I never fell toward drugs or alcohol as many teens do, but I did become angry. Or well, I alternated between anger and apathy. If it didn’t anger me, or prove my point, I didn’t care. I lost a couple friends this way, but I didn’t care then— I was angry. Sometimes, it felt like I would go out of my way to make people not like me. Because I was different, damn it. I don’t need you to like me.
So what does all this have to do with you?
Everything or nothing. I tell you this story because I know there are so, so many of us out there who have been bullied, picked on, and made to feel like we’re wrong for wanting to be different. There are many who are overweight, born different, look different, talk different. There are many who have their differences inside, and so, so many who have their differences on the outside. We have ailments, and diseases, allergies,and preferences. And there are so many who like to point out those differences and make us feel bad for it.
I tell you this story, because many of us get caught up in Defense/Offense Mode and we forget that there is another option— Love.
1. Rather than trying to convince someone how awesome you are, love yourself.

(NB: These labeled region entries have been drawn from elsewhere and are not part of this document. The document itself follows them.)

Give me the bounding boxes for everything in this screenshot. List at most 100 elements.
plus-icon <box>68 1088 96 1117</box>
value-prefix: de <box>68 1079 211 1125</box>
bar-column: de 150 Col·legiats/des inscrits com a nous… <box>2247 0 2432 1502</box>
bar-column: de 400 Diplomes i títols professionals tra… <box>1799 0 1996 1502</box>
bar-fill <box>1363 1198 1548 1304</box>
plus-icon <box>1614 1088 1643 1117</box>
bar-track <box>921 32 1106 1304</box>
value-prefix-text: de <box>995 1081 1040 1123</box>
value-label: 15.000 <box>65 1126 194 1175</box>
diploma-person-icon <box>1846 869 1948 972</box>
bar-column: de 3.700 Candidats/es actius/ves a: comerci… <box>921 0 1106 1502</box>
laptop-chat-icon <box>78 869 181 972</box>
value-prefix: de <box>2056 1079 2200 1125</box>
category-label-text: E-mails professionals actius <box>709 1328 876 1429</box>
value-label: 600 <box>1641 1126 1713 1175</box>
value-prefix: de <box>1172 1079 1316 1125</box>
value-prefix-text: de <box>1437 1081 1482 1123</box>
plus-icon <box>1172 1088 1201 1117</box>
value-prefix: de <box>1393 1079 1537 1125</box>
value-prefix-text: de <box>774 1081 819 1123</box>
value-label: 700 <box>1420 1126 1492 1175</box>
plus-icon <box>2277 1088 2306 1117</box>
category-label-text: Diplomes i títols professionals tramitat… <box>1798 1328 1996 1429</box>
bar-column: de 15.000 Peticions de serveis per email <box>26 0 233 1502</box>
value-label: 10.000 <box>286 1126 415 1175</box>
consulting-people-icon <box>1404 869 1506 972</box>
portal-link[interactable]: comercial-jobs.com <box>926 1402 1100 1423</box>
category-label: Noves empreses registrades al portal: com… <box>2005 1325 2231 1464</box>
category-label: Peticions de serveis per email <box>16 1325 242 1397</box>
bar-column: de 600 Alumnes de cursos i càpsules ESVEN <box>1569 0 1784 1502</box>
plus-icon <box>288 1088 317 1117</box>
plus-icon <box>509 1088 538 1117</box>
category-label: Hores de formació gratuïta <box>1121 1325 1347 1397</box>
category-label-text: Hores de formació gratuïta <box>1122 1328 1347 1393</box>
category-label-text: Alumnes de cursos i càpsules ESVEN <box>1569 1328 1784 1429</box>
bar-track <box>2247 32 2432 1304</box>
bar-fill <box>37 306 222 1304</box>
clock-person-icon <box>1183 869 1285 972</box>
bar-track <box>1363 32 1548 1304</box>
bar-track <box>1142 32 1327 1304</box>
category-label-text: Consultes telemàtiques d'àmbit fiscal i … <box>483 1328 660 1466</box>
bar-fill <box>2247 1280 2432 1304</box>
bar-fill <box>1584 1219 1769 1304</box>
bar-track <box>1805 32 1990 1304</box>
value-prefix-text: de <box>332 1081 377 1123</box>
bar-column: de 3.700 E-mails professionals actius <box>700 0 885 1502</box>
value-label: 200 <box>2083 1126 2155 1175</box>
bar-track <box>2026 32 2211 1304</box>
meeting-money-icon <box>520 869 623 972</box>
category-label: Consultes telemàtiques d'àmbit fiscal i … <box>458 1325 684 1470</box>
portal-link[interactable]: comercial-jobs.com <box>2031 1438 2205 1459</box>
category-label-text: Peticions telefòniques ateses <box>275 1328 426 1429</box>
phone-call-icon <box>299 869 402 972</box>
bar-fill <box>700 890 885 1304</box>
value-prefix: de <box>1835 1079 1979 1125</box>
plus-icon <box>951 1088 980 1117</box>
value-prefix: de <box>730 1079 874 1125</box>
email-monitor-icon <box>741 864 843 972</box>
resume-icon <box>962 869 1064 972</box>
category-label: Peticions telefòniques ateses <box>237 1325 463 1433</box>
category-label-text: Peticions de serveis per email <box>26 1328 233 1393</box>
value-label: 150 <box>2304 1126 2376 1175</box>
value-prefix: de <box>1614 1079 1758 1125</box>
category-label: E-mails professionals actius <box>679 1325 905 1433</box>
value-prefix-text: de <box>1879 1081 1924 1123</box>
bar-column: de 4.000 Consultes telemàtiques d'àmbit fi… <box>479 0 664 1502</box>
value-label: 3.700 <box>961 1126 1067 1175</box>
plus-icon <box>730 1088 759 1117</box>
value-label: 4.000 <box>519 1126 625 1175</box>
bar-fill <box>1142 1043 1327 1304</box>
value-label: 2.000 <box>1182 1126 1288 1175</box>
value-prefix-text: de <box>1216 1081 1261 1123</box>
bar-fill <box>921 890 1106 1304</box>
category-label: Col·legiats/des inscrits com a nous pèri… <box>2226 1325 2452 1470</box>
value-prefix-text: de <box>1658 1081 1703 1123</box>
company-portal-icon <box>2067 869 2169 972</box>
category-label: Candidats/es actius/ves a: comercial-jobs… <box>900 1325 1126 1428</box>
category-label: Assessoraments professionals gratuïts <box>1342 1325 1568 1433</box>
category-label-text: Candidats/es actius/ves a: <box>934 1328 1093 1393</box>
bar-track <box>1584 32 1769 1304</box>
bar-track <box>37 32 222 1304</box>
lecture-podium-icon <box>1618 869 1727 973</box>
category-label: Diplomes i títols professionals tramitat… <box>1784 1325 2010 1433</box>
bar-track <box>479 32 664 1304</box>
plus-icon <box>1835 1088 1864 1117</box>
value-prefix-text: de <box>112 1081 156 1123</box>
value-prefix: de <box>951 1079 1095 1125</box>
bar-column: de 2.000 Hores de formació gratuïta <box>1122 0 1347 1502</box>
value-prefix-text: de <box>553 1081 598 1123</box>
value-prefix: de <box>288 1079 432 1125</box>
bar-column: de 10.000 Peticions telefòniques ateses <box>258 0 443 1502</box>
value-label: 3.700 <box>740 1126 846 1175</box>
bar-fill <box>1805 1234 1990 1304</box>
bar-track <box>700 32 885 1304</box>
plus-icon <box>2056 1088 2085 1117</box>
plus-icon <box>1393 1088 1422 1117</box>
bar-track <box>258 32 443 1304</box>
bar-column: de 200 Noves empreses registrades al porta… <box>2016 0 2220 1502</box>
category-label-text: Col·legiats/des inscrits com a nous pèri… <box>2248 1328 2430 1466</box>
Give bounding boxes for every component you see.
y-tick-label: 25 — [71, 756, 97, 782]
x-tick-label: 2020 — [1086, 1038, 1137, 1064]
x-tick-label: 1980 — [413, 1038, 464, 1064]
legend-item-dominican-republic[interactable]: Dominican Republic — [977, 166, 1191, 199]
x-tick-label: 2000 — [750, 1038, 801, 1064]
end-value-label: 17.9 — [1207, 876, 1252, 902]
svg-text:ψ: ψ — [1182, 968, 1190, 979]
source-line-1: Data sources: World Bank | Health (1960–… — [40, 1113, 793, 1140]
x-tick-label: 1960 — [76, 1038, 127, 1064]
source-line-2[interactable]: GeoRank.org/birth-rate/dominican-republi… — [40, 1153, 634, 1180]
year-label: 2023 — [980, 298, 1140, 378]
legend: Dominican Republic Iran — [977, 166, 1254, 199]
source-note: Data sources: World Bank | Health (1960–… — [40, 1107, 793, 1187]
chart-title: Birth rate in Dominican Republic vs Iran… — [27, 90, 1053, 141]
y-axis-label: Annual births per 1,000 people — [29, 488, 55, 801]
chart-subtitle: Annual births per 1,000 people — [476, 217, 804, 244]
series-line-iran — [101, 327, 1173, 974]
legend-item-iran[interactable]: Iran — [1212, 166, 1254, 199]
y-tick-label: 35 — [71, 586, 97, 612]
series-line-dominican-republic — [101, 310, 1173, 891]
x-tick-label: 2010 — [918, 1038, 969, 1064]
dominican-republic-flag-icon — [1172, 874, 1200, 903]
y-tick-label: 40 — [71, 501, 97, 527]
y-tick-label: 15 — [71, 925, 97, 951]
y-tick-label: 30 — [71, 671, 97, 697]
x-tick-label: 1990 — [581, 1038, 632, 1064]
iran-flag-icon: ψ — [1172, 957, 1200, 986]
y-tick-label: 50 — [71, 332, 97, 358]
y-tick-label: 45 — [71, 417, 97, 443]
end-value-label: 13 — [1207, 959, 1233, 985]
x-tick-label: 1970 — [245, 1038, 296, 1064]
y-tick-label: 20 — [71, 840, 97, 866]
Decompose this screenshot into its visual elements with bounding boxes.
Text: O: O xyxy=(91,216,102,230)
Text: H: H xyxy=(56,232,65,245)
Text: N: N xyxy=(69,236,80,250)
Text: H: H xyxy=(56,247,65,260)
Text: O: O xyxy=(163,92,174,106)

2. Rather than being angry at others, love them. You don’t know what they’re going through.
3. Instead of hiding your differences, love them. Unique isn’t wrong, it’s beautiful.
4. When someone tries to degrade your worth, remind yourself how much you love yourself. Yours is the only opinion that matters.
5. When you’re hurt or sad, rather than lashing out, love yourself. Your own love is the best love.
6. When you insult yourself, correct it by reminding yourself how much you love you.
7. When you feel the urge to gossip, ask yourself if love is involved. Spite, jealousy, and resentment are enemies of love.
8. When you want to scream at someone, tell them you love them instead.
9. When someone is screaming at you, tell them you still love them.
10. No matter what, always, always love yourself. If you can love yourself, nothing else matters.
How are you going to spread some love in the world today?